What you need to do is, open an xterm. Then run "gdb mpirun" command.
You should end up in gdb command prompt. At this prompt, you need to issue the following command:
(gdb) run -np 1 ./myApplication
Now your application should be running inside gdb.

Use GDB to debug a C++ program called from a shell script

I have a extremely complicated shell script, within which it calls a C++ program I want to debug via GDB. It is extremely hard to separate this c++ program from the shell since it has a lot of branches and a lot of environmental variables setting.
Is there a way to invoke GDB on this shell script? Looks like gdb requires me to call on a C++ program directly.
In addition to options mentioned by #diverscuba23, you could do the following:
gdb --args bash <script>
(assuming it's a bash script. Else adapt accordingly)
There are two options that you can do:
Invoke GDB directly within the shell script. This would imply that you don't have standard in and standard out redirected.
Run the shell script and then attach the debugger to the already running C++ process like so: gdb progname 1234 where 1234 is the process ID of the running C++ process.
If you need to do things before the program starts running then option 1 would be the better choice, otherwise option 2 is the cleaner way.
Modify the c++ application to print its pid and sleep 30 seconds (perhaps based on environment or an argument). Attach to the running instance with gdb.
I would probably modify the script to always call gdb (and revert this later) or add an option to call gdb. This will almost always be the easiest solution.
The next easiest would be to temporarily move your executable and replace it with a shell script that runs gdb on the moved program.
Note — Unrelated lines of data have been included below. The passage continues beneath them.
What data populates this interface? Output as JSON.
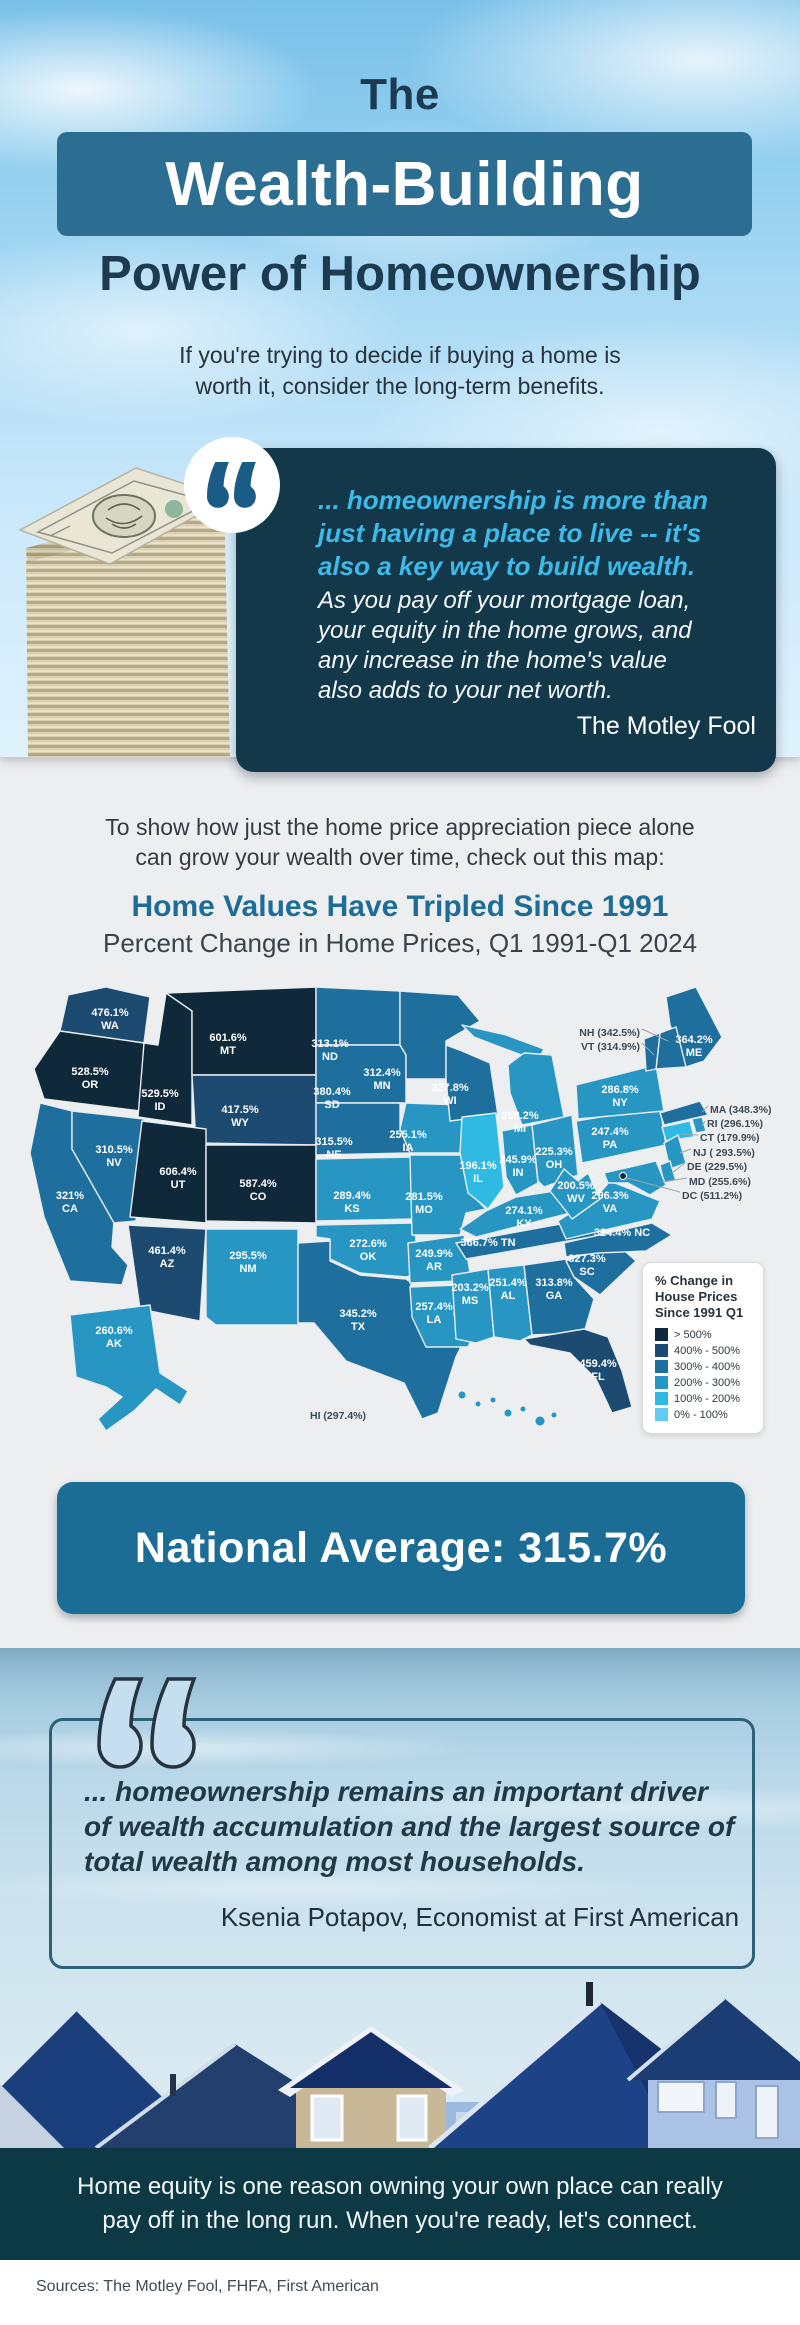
{
  "hero": {
    "title_line1": "The",
    "title_line2": "Wealth-Building",
    "title_line3": "Power of Homeownership",
    "subtitle": "If you're trying to decide if buying a home is\nworth it, consider the long-term benefits.",
    "accent_color": "#2C6E91"
  },
  "quote1": {
    "highlight": "... homeownership is more than\njust having a place to live -- it's\nalso a key way to build wealth.",
    "body": "As you pay off your mortgage loan,\nyour equity in the home grows, and\nany increase in the home's value\nalso adds to your net worth.",
    "attribution": "The Motley Fool",
    "card_color": "#12384A",
    "highlight_color": "#3FB9E8"
  },
  "map_section": {
    "intro": "To show how just the home price appreciation piece alone\ncan grow your wealth over time, check out this map:",
    "title": "Home Values Have Tripled Since 1991",
    "subtitle": "Percent Change in Home Prices, Q1 1991-Q1 2024"
  },
  "chart_data": {
    "type": "heatmap",
    "subtype": "us-choropleth",
    "title": "Home Values Have Tripled Since 1991",
    "subtitle": "Percent Change in Home Prices, Q1 1991-Q1 2024",
    "unit": "% change in home prices, Q1 1991 - Q1 2024",
    "national_average": 315.7,
    "legend": {
      "title": "% Change in\nHouse Prices\nSince 1991 Q1",
      "position": "right",
      "bands": [
        {
          "label": "> 500%",
          "min": 500,
          "color": "#10293A"
        },
        {
          "label": "400% - 500%",
          "min": 400,
          "color": "#1C4A70"
        },
        {
          "label": "300% - 400%",
          "min": 300,
          "color": "#1E6F9E"
        },
        {
          "label": "200% - 300%",
          "min": 200,
          "color": "#2796C3"
        },
        {
          "label": "100% - 200%",
          "min": 100,
          "color": "#2FBAE4"
        },
        {
          "label": "0% - 100%",
          "min": 0,
          "color": "#63CBF0"
        }
      ]
    },
    "states": [
      {
        "abbr": "WA",
        "value": 476.1,
        "display": "476.1%"
      },
      {
        "abbr": "OR",
        "value": 528.5,
        "display": "528.5%"
      },
      {
        "abbr": "CA",
        "value": 321.0,
        "display": "321%"
      },
      {
        "abbr": "NV",
        "value": 310.5,
        "display": "310.5%"
      },
      {
        "abbr": "ID",
        "value": 529.5,
        "display": "529.5%"
      },
      {
        "abbr": "MT",
        "value": 601.6,
        "display": "601.6%"
      },
      {
        "abbr": "WY",
        "value": 417.5,
        "display": "417.5%"
      },
      {
        "abbr": "UT",
        "value": 606.4,
        "display": "606.4%"
      },
      {
        "abbr": "CO",
        "value": 587.4,
        "display": "587.4%"
      },
      {
        "abbr": "AZ",
        "value": 461.4,
        "display": "461.4%"
      },
      {
        "abbr": "NM",
        "value": 295.5,
        "display": "295.5%"
      },
      {
        "abbr": "ND",
        "value": 313.1,
        "display": "313.1%"
      },
      {
        "abbr": "SD",
        "value": 380.4,
        "display": "380.4%"
      },
      {
        "abbr": "NE",
        "value": 315.5,
        "display": "315.5%"
      },
      {
        "abbr": "KS",
        "value": 289.4,
        "display": "289.4%"
      },
      {
        "abbr": "OK",
        "value": 272.6,
        "display": "272.6%"
      },
      {
        "abbr": "TX",
        "value": 345.2,
        "display": "345.2%"
      },
      {
        "abbr": "MN",
        "value": 312.4,
        "display": "312.4%"
      },
      {
        "abbr": "IA",
        "value": 255.1,
        "display": "255.1%"
      },
      {
        "abbr": "MO",
        "value": 281.5,
        "display": "281.5%"
      },
      {
        "abbr": "AR",
        "value": 249.9,
        "display": "249.9%"
      },
      {
        "abbr": "LA",
        "value": 257.4,
        "display": "257.4%"
      },
      {
        "abbr": "WI",
        "value": 327.8,
        "display": "327.8%"
      },
      {
        "abbr": "IL",
        "value": 196.1,
        "display": "196.1%"
      },
      {
        "abbr": "MI",
        "value": 258.2,
        "display": "258.2%"
      },
      {
        "abbr": "IN",
        "value": 245.9,
        "display": "245.9%"
      },
      {
        "abbr": "OH",
        "value": 225.3,
        "display": "225.3%"
      },
      {
        "abbr": "KY",
        "value": 274.1,
        "display": "274.1%"
      },
      {
        "abbr": "TN",
        "value": 366.7,
        "display": "366.7%"
      },
      {
        "abbr": "MS",
        "value": 203.2,
        "display": "203.2%"
      },
      {
        "abbr": "AL",
        "value": 251.4,
        "display": "251.4%"
      },
      {
        "abbr": "GA",
        "value": 313.8,
        "display": "313.8%"
      },
      {
        "abbr": "FL",
        "value": 459.4,
        "display": "459.4%"
      },
      {
        "abbr": "SC",
        "value": 327.3,
        "display": "327.3%"
      },
      {
        "abbr": "NC",
        "value": 324.4,
        "display": "324.4%"
      },
      {
        "abbr": "VA",
        "value": 296.3,
        "display": "296.3%"
      },
      {
        "abbr": "WV",
        "value": 200.5,
        "display": "200.5%"
      },
      {
        "abbr": "PA",
        "value": 247.4,
        "display": "247.4%"
      },
      {
        "abbr": "NY",
        "value": 286.8,
        "display": "286.8%"
      },
      {
        "abbr": "ME",
        "value": 364.2,
        "display": "364.2%"
      },
      {
        "abbr": "NH",
        "value": 342.5,
        "display": "NH (342.5%)",
        "external": true
      },
      {
        "abbr": "VT",
        "value": 314.9,
        "display": "VT (314.9%)",
        "external": true
      },
      {
        "abbr": "MA",
        "value": 348.3,
        "display": "MA (348.3%)",
        "external": true
      },
      {
        "abbr": "RI",
        "value": 296.1,
        "display": "RI (296.1%)",
        "external": true
      },
      {
        "abbr": "CT",
        "value": 179.9,
        "display": "CT (179.9%)",
        "external": true
      },
      {
        "abbr": "NJ",
        "value": 293.5,
        "display": "NJ ( 293.5%)",
        "external": true
      },
      {
        "abbr": "DE",
        "value": 229.5,
        "display": "DE (229.5%)",
        "external": true
      },
      {
        "abbr": "MD",
        "value": 255.6,
        "display": "MD (255.6%)",
        "external": true
      },
      {
        "abbr": "DC",
        "value": 511.2,
        "display": "DC (511.2%)",
        "external": true
      },
      {
        "abbr": "AK",
        "value": 260.6,
        "display": "260.6%"
      },
      {
        "abbr": "HI",
        "value": 297.4,
        "display": "HI (297.4%)",
        "external": true
      }
    ]
  },
  "banner": {
    "text": "National Average: 315.7%",
    "color": "#1C6D96"
  },
  "quote2": {
    "text": "... homeownership remains an important driver\nof wealth accumulation and the largest source of\ntotal wealth among most households.",
    "attribution": "Ksenia Potapov, Economist at First American"
  },
  "footer": {
    "message": "Home equity is one reason owning your own place can really\npay off in the long run. When you're ready, let's connect.",
    "band_color": "#0C3943",
    "sources": "Sources: The Motley Fool, FHFA, First American"
  }
}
For example, in the directory containing your program:
$ mv program _program
$ (echo "#!/bin/sh"; echo "exec gdb $PWD/_program") > program
$ chmod +x program
Could you just temporarily add gdb to your script?
Although the answers given are valid, sometimes you don't have permissions to change the script to execute gdb or to modify the program to add additional output to attach through pid.
Luckily, there is yet another way through the power of bash
Use ps, grep and awk to pick-out the pid for you after its been executed. You can do this by either wrapping the other script with your own or by just executing a command yourself.
That command might look something like this:
process.sh
#!/usr/bin/env bash
#setup for this example
#this will execute vim (with cmdline options) as a child to bash
#we will attempt to attach to this process
vim ~/.vimrc
To get gdb to attach, we'd just need to execute the following:
gdb --pid $(ps -ef | grep -ve grep | grep vim | awk '{print $2}')
I use ps -ef here to list the processes and their arguments. Sometimes, you'll have multiple instances of a program running and need to further grep down to the one you want
the grep -ve grep is there because the f option to ps will include the next grep in its list. If you don't need the command arguments for additional filtering, don't include the -f option for ps and ignore this piece
grep vim is where we're finding our desired process. If you needed more filtering, you could just do something like grep -E "vim.*vimrc" and filter down to exactly the process that you're trying to attach to
awk '{print $2}' simply outputs just the process' pid to stdout. Use $1 if you're using ps -e instead of ps -ef
My normal setup is to run such script that starts my process in 1 tmux pane and having typed something similar to the above in a bottom pane. That way if I need to adjust the filtering (for whatever reason), I can do it pretty quickly.
Usually though, it will be the same for a specific instance and I want to just attach automatically after its been started. I'll do the following instead:
runGdb.py
#!/usr/bin/env bash
./process.sh &
PID=$(ps -ef | grep -ve grep | grep -E "vim.*vimrc" | awk '{print $2}')
#or
#PID=$(ps -e | grep vim | awk '{print $1}')
gdb --pid $PID
This assumes that the original process can be safely run in the background.